Any recommendation outside these bounds is silently dropped (with a log entry) rather than presented to the operator. This prevents a hallucinated extreme value from accidentally getting approved.

Stage 4: Telegram Review Workflow

The final stage delivers a concise summary to the operator's Telegram:

```

📊 DeFiKit Weekly Optimization Report

📉 SOL-Sniper-01 — Assessment: DECLINING (confidence: 85%)

• Trade frequency dropped 40% vs last week

• Slippage increased from 0.3% to 1.2%

• 🟡 Suggest: max_slippage_bps 50 → 100

• 🟡 Suggest: min_liquidity_usd 50K → 100K

📈 XRP-Ichimoku-01 — Assessment: STABLE (confidence: 92%)

• Performance within expected range

• No adjustments recommended

⚠️ Actions needed:

/approve SOL-Sniper-01

/pause SOL-Sniper-01

```

The operator can tap `/approve sol_sniper_01` to apply the recommendations, or `/pause bot_name` to halt trading.
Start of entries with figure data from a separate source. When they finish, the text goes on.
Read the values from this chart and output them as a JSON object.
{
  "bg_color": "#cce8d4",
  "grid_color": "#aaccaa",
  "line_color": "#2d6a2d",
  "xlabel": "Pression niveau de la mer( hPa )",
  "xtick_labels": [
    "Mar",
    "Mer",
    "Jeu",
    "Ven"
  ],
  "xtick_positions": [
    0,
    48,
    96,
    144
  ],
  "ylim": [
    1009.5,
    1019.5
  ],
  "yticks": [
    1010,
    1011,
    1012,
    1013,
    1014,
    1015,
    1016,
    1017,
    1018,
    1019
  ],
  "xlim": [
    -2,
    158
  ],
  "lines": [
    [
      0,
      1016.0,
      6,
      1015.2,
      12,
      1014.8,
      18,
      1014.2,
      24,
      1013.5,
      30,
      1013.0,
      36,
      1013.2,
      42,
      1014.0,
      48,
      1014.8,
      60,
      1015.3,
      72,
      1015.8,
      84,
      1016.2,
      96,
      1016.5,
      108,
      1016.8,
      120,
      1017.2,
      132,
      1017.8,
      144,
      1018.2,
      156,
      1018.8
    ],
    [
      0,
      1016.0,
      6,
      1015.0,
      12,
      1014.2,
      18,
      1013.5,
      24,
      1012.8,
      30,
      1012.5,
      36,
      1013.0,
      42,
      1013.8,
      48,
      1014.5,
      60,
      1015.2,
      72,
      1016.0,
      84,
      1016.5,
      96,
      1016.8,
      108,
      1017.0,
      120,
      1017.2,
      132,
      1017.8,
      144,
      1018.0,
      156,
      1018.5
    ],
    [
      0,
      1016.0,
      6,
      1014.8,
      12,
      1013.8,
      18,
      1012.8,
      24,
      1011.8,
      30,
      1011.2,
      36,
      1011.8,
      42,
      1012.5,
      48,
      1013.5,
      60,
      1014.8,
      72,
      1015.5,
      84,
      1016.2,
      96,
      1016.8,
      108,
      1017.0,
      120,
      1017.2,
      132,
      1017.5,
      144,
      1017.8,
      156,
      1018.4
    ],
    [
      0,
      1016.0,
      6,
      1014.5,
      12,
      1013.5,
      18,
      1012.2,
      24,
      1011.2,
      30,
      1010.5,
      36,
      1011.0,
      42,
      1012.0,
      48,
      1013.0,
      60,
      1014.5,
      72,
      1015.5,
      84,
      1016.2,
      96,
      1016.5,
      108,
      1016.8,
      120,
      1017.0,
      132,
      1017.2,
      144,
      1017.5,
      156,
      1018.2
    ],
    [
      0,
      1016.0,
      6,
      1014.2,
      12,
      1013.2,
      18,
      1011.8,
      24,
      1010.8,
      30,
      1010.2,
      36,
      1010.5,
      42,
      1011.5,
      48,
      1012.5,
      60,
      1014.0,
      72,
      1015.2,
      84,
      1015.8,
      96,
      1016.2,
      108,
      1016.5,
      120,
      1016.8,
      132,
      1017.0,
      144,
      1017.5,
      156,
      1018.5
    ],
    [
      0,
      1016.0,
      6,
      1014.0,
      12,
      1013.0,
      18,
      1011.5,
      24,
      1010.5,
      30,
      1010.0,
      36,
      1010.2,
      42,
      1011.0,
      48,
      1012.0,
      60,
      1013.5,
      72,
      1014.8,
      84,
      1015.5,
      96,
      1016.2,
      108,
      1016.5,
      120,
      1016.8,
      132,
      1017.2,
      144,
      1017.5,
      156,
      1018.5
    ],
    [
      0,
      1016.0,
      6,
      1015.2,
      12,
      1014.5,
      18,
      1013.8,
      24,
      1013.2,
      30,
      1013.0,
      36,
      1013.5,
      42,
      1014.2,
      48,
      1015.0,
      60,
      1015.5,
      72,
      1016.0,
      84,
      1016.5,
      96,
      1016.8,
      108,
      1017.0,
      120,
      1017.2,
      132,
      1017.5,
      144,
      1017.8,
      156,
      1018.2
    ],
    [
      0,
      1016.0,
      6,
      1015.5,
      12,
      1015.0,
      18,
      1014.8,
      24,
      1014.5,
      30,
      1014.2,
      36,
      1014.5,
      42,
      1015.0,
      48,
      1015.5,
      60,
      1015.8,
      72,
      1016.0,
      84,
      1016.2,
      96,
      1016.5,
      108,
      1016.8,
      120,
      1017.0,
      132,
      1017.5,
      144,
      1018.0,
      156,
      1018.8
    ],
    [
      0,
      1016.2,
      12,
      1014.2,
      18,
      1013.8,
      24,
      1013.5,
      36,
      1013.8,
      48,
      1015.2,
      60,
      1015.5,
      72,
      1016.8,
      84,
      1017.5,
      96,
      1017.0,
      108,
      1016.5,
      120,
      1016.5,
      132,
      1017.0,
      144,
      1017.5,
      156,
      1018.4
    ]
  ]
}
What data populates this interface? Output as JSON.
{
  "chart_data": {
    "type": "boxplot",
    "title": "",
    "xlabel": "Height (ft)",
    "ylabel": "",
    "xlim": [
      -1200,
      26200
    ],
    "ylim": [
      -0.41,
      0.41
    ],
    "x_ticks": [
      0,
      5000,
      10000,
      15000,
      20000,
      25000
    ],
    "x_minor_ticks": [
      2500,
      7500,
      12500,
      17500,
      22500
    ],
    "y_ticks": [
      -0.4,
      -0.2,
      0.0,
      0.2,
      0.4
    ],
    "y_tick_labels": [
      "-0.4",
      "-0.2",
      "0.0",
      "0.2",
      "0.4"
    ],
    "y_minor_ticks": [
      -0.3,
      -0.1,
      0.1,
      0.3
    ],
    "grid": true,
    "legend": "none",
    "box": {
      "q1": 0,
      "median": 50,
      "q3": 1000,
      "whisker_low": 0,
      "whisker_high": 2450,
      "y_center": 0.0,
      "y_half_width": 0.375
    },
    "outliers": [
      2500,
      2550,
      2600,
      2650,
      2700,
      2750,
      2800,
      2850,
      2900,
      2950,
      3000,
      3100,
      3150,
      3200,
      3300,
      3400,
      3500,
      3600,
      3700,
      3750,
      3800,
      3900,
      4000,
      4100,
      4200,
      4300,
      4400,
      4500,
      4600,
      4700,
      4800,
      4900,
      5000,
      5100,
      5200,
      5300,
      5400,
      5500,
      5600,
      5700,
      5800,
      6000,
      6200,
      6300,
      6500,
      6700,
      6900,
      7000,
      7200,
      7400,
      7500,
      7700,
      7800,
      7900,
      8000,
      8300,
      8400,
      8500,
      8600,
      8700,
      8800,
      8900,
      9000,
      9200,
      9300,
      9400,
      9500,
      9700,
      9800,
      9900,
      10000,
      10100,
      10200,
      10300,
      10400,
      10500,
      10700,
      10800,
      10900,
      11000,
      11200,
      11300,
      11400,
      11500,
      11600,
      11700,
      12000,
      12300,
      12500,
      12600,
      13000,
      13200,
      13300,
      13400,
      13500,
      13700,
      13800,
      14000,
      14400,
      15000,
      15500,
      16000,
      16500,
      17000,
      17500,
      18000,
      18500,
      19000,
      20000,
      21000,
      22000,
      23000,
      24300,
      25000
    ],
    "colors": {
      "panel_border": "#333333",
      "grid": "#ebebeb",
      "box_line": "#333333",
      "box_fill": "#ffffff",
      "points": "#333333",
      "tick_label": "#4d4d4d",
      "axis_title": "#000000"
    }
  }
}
All actions are confirmed with a second message to prevent fat-finger errors.

Real-World Results

After running this pipeline for 8 weeks on DeFiKit's production bots:

| Metric | Before Pipeline | After Pipeline |

|--------|----------------|----------------|

| Weekly review time | 3+ hours (manual) | 4 minutes (approval only) |

| Strategy adjustments | Every 2-3 weeks | Every week, data-driven |

| Drawdown events caught early | 2 of 7 (29%) | 6 of 8 (75%) |

| Average weekly P&L change | -1.2% | +2.1% |

| Operator satisfaction | "I hate doing these reviews" | "This is actually useful" |

The pipeline caught a critical issue in week 3: the Solana sniper bot's error rate spiked because an RPC provider had silently deprecated its WebSocket endpoint. The LLM flagged the pattern (increased connection errors + stable trade volume) which a manual review might have taken days to notice.

Lessons Learned

LLM Bias Toward Action

We noticed the LLM wanted to adjust parameters even when the data showed stable performance. Adding an explicit "STABLE" assessment category with a confidence threshold (above 80%) reduced unnecessary recommendation noise by 60%.

Context Length Matters

The full 7-day dataset for 15 bots is ~8,000 tokens. Including 4 weeks of historical baselines pushes it to ~12,000 tokens. DeepSeek V4 handles this easily, but we compress historical data by only including the past 4 weekly summary rows per bot, not the raw events.

Operator Trust is Earned

In the first two weeks, operators overrode 73% of LLM recommendations. By week 8, they accepted 61%. The improvement came from showing the LLM's reasoning and confidence scores, not just the final recommendation. When operators could see *why* the LLM suggested something, they trusted it more.

Next Steps

We're building a backtesting integration: before presenting a recommendation, the pipeline simulates the proposed change against historical data using the existing Freqtrade backtesting engine. If the backtest shows expected improvement >5%, the recommendation gets an "AI verified" badge. If the backtest shows regression, the recommendation is automatically rejected with the evidence presented to the operator.

This closes the loop completely: data → analyze → simulate → recommend → approve → execute → measure → repeat.